Bright and early the next day we hopped on the remarkably efficient subway system and headed for the Brazilian embassy.  It looked like the Department of Motor Vehicles in East Los Angeles.  There were hundreds of people all taking numbers but after asking, we were told that we didn’t need to do so since we had an appointment.

At our appointment time we were led through a secure door to an office area which was almost empty where we met with a young man who perused our papers, found them all in order and sent us down to a machine to pay for our visas.  This large, ATM style machine featured instructions in both Spanish and Portuguese but not English which was inconvenient since it also provided about a hundred functions from paying fines and taxes to customs costs, visas and other immigration fees.

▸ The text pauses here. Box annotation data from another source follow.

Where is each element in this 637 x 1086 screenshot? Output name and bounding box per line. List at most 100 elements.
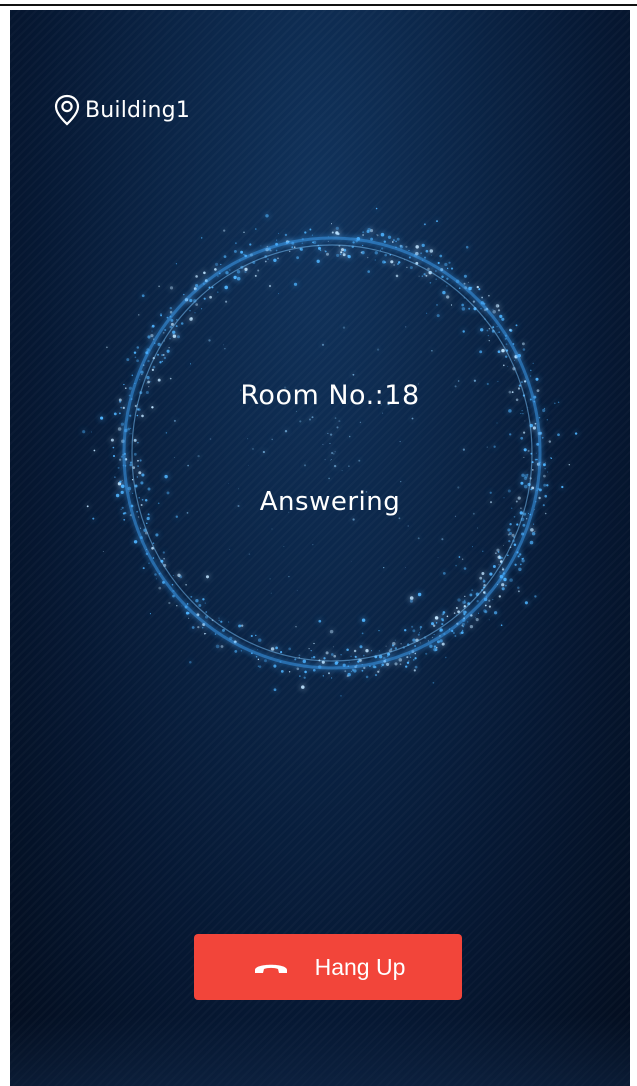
ring-particle [444,262,448,267]
ring-particle [514,563,517,566]
ring-particle [260,245,262,247]
ring-particle [129,463,132,467]
ring-particle [412,659,415,661]
ring-particle [463,567,467,570]
ring-particle [420,252,422,254]
ring-particle [288,671,291,673]
ring-particle [400,643,402,645]
ring-particle [374,674,378,677]
ring-particle [312,655,316,659]
ring-particle [532,426,536,430]
ring-particle [497,350,501,354]
ring-particle [374,251,378,255]
ring-particle [498,595,501,598]
ring-particle [117,466,120,469]
ring-particle [386,655,389,657]
ring-particle [408,256,411,259]
ring-particle [347,254,351,259]
ring-particle [521,559,525,563]
ring-particle [164,328,167,332]
ring-particle [493,445,496,448]
ring-particle [168,601,171,605]
ring-particle [453,612,456,614]
ring-particle [434,648,438,651]
ring-particle [358,459,361,462]
ring-particle [481,572,485,575]
ring-particle [476,600,479,603]
ring-particle [521,473,525,478]
ring-particle [392,644,394,647]
ring-particle [415,245,419,249]
ring-particle [458,556,461,558]
ring-particle [526,473,529,476]
ring-particle [270,592,272,594]
ring-particle [461,303,465,307]
ring-particle [186,603,189,605]
ring-particle [409,266,413,270]
ring-particle [170,318,174,322]
ring-particle [92,517,95,520]
ring-particle [492,599,494,601]
ring-particle [322,675,324,677]
ring-particle [434,270,437,272]
ring-particle [482,579,486,583]
ring-particle [319,249,322,252]
ring-particle [440,617,444,621]
ring-particle [450,267,454,270]
hang-up-button[interactable]: Hang Up [194,934,462,1000]
ring-particle [394,662,398,666]
ring-particle [214,268,217,271]
ring-particle [112,446,115,449]
ring-particle [370,237,374,241]
ring-particle [482,550,484,552]
device-frame: Building1 Room No.:18 Answering Hang Up [0,0,637,1086]
ring-particle [136,476,138,478]
ring-particle [136,414,139,417]
ring-particle [172,334,177,338]
ring-particle [181,605,183,607]
ring-particle [334,661,338,665]
ring-particle [443,613,445,615]
room-number: Room No.:18 [240,380,420,411]
ring-particle [507,533,510,536]
ring-particle [127,427,130,431]
ring-particle [280,670,284,673]
ring-particle [390,260,394,264]
ring-particle [397,261,401,264]
ring-particle [381,247,384,250]
ring-particle [362,231,365,234]
ring-particle [414,657,417,660]
ring-particle [344,670,347,673]
ring-particle [220,620,223,623]
ring-particle [233,275,237,280]
ring-particle [255,656,258,658]
ring-particle [405,326,407,328]
ring-particle [333,464,337,468]
ring-particle [497,555,501,559]
ring-particle [378,669,380,671]
ring-particle [520,481,524,485]
ring-particle [270,647,275,651]
ring-particle [501,348,505,353]
ring-particle [523,456,525,458]
ring-particle [201,308,203,310]
ring-particle [185,583,187,586]
ring-particle [172,330,176,334]
particle-ring [82,207,578,697]
ring-particle [324,250,327,253]
ring-particle [224,285,228,290]
ring-particle [312,543,314,546]
ring-particle [151,324,155,328]
ring-particle [129,433,131,435]
ring-particle [517,555,520,558]
ring-particle [166,349,170,353]
ring-particle [406,266,408,269]
ring-particle [464,599,466,601]
ring-particle [317,246,322,250]
ring-particle [396,237,400,241]
ring-particle [329,629,334,634]
ring-particle [250,634,253,638]
ring-particle [330,459,332,460]
ring-particle [302,659,307,664]
ring-particle [336,426,339,429]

We figured it out though and promptly coughed up 160 euros each for our visas.  It was a very, very good thing that we had brought cash since you cannot pay by credit or debit card at the Brazilian consulate for anything.  Something we will always remember no matter what embassy or consulate we are dealing with.

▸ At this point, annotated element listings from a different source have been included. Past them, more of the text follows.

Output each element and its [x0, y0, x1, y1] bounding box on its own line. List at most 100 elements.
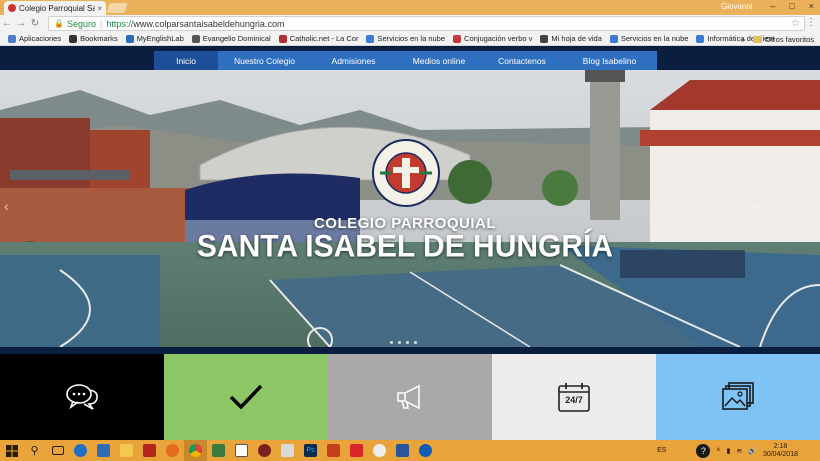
wifi-icon[interactable]: ≋	[736, 447, 742, 455]
bookmark-star-icon[interactable]: ☆	[791, 18, 800, 29]
nav-item[interactable]: Inicio	[154, 51, 218, 71]
divider: |	[100, 18, 103, 29]
profile-name[interactable]: Giovanni	[721, 2, 753, 11]
bookmark-label: Servicios en la nube	[620, 34, 689, 43]
bookmark-item[interactable]: Servicios en la nube	[366, 34, 445, 43]
bookmark-item[interactable]: Evangelio Dominical	[191, 34, 271, 43]
acrobat-icon[interactable]	[345, 440, 368, 461]
checkmark-icon	[229, 384, 263, 410]
bookmark-icon	[278, 34, 287, 43]
slider-dot[interactable]	[406, 341, 409, 344]
battery-icon[interactable]: ▮	[727, 447, 731, 455]
bookmark-item[interactable]: Aplicaciones	[8, 34, 61, 43]
tile-chat[interactable]	[0, 354, 164, 440]
tile-gallery[interactable]	[656, 354, 820, 440]
megaphone-icon	[397, 384, 420, 410]
window-controls: – □ ×	[770, 1, 814, 11]
filezilla-icon[interactable]	[138, 440, 161, 461]
bookmark-list: Aplicaciones Bookmarks MyEnglishLab Evangel…	[0, 34, 775, 43]
address-bar[interactable]: 🔒 Seguro | https:// www.colparsantaisabe…	[48, 16, 805, 31]
bookmark-label: Conjugación verbo v	[464, 34, 533, 43]
bookmark-item[interactable]: Mi hoja de vida	[540, 34, 602, 43]
tab-close-icon[interactable]: ×	[97, 4, 102, 13]
bookmark-icon	[8, 34, 16, 43]
browser-app-icon[interactable]	[368, 440, 391, 461]
photo-icon[interactable]	[207, 440, 230, 461]
mail-icon[interactable]	[230, 440, 253, 461]
close-window-icon[interactable]: ×	[809, 1, 814, 11]
settings-app-icon[interactable]	[276, 440, 299, 461]
bookmark-item[interactable]: Conjugación verbo v	[453, 34, 532, 43]
hero-title: SANTA ISABEL DE HUNGRÍA	[196, 229, 614, 264]
bookmarks-overflow-icon[interactable]: »	[741, 35, 745, 44]
calendar-24-7-icon: 24/7	[557, 381, 591, 413]
photoshop-icon[interactable]: Ps	[299, 440, 322, 461]
bookmarks-bar: Aplicaciones Bookmarks MyEnglishLab Evangel…	[0, 32, 820, 46]
bookmark-item[interactable]: Bookmarks	[69, 34, 118, 43]
system-tray: ES ? ˄ ▮ ≋ 🔊 2:18 30/04/2018	[657, 440, 820, 461]
folder-icon	[753, 35, 763, 43]
slider-dots	[390, 341, 417, 344]
bookmark-icon	[540, 34, 549, 43]
school-seal-logo	[372, 139, 440, 207]
media-player-icon[interactable]	[253, 440, 276, 461]
help-icon[interactable]: ?	[696, 443, 711, 458]
bookmark-label: Aplicaciones	[19, 34, 62, 43]
nav-item[interactable]: Blog Isabelino	[562, 51, 657, 71]
nav-item[interactable]: Admisiones	[311, 51, 396, 71]
nav-item[interactable]: Contactenos	[482, 51, 562, 71]
bookmark-label: Mi hoja de vida	[551, 34, 602, 43]
task-view-icon[interactable]	[46, 440, 69, 461]
bookmark-icon	[609, 34, 618, 43]
edge-icon[interactable]	[69, 440, 92, 461]
start-button[interactable]	[0, 440, 23, 461]
site-favicon-icon	[8, 4, 16, 12]
bookmark-icon	[366, 34, 375, 43]
bookmark-item[interactable]: MyEnglishLab	[125, 34, 184, 43]
bookmark-item[interactable]: Servicios en la nube	[609, 34, 689, 43]
search-icon[interactable]: ⚲	[23, 440, 46, 461]
language-indicator[interactable]: ES	[657, 447, 666, 454]
volume-icon[interactable]: 🔊	[748, 447, 757, 455]
slider-dot[interactable]	[398, 341, 401, 344]
reload-icon[interactable]: ↻	[28, 18, 42, 29]
bookmark-item[interactable]: Catholic.net - La Cor	[278, 34, 358, 43]
teamviewer-icon[interactable]	[414, 440, 437, 461]
tab-title: Colegio Parroquial Santa	[19, 3, 96, 13]
word-icon[interactable]	[391, 440, 414, 461]
tile-megaphone[interactable]	[328, 354, 492, 440]
slider-dot[interactable]	[390, 341, 393, 344]
bookmark-icon	[125, 34, 134, 43]
bookmark-label: MyEnglishLab	[136, 34, 184, 43]
firefox-icon[interactable]	[161, 440, 184, 461]
slider-next-icon[interactable]: ›	[752, 198, 757, 214]
powerpoint-icon[interactable]	[322, 440, 345, 461]
minimize-icon[interactable]: –	[770, 1, 775, 11]
windows-taskbar: ⚲ Ps ES ? ˄ ▮ ≋ 🔊 2:18 30/04/2018	[0, 440, 820, 461]
back-icon[interactable]: ←	[0, 18, 14, 29]
chrome-icon[interactable]	[184, 440, 207, 461]
file-explorer-icon[interactable]	[115, 440, 138, 461]
slider-dot[interactable]	[414, 341, 417, 344]
chevron-up-icon[interactable]: ˄	[716, 447, 720, 454]
browser-tab[interactable]: Colegio Parroquial Santa ×	[4, 1, 106, 15]
lock-icon: 🔒	[54, 19, 64, 28]
url-protocol: https://	[106, 18, 134, 29]
browser-menu-icon[interactable]: ⋮	[806, 17, 816, 28]
forward-icon[interactable]: →	[14, 18, 28, 29]
maximize-icon[interactable]: □	[789, 1, 794, 11]
nav-item[interactable]: Medios online	[396, 51, 482, 71]
tile-calendar[interactable]: 24/7	[492, 354, 656, 440]
bookmark-icon	[696, 34, 705, 43]
store-icon[interactable]	[92, 440, 115, 461]
tile-check[interactable]	[164, 354, 328, 440]
clock[interactable]: 2:18 30/04/2018	[763, 443, 798, 459]
hero-slider: COLEGIO PARROQUIAL SANTA ISABEL DE HUNGR…	[0, 70, 820, 347]
nav-item[interactable]: Nuestro Colegio	[218, 51, 311, 71]
new-tab-button[interactable]	[106, 3, 128, 13]
main-navigation: Inicio Nuestro Colegio Admisiones Medios on…	[154, 51, 657, 71]
bookmark-label: Bookmarks	[80, 34, 118, 43]
other-bookmarks[interactable]: Otros favoritos	[765, 35, 814, 44]
chat-bubbles-icon	[66, 384, 98, 410]
slider-prev-icon[interactable]: ‹	[4, 198, 9, 214]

Returning to the young man’s desk we found that most of our three months worth of bank statements had been returned and that our file was complete.  The young man apologized for the cost of the visas but indicated that they were good for 10 years, for multiple entries and for 180 days at a time.  Very convenient if you’re planning to spend quite a bit of time in Brazil which we had no current plans to do.  He then told us to come back on Friday.

“Friday!  We won’t be here on Friday!  In fact we’re leaving tomorrow!” we yelped.  The young man stated that some employees had called in sick and they were overworked that day.  At this point Marilyn calmly pointed out that we were told that if our documents were complete that the visa could be issued the same day and the sly young man asked if we could produce the email knowing that there was no WiFi available in the building.  Of course we could, and did leaving him no choice but to grudgingly agree that our visas would be available by 3 that afternoon.  Thank God for internet café printers!

We were so happy that we decided to walk back to the hotel and stopped along the way at yet another Irish looking pub for a refreshing beverage. 

Later that afternoon, after picking up our passports containing our very impressive looking visas, we wandered around the palace and spent time in the very impressive and modern cathedral

before crossing Plaza Mayor
and walking down Calle de Toledo
to the well-known tapas district called Cava Baja (and its’ parallel street Cava Alta) to meet with Diana and her friend.


Disappointingly, the area was not very crowded in the middle of the week and many of the cafés and bars were closed.  We spent a nice, and loud because we were in Spain, evening wrapping it up with a walk through Plaza Mayor and Plaza del Sol back to our hotel where Diana and her friend intended to catch a cab.  Since it was late at night we had the opportunity to see the changed face of the area which was not very impressive.


While we have not seen everything we want to see in Madrid and although the Prada Museum (we spent hours there on our last visit to Madrid) is amazing, we find ourselves uninterested in this city overall.  We are not really night life people but we understand that is a wonderful and important feature of Madrid.  Many people we know simply love Madrid but we find it overpriced and less interesting historically than other cities and locations in Spain.


Arriving back in Granada we received another surprise.  Brent and Paige, friends from Arizona were honeymooning in Europe and would be in Granada for a couple of days in the very near future.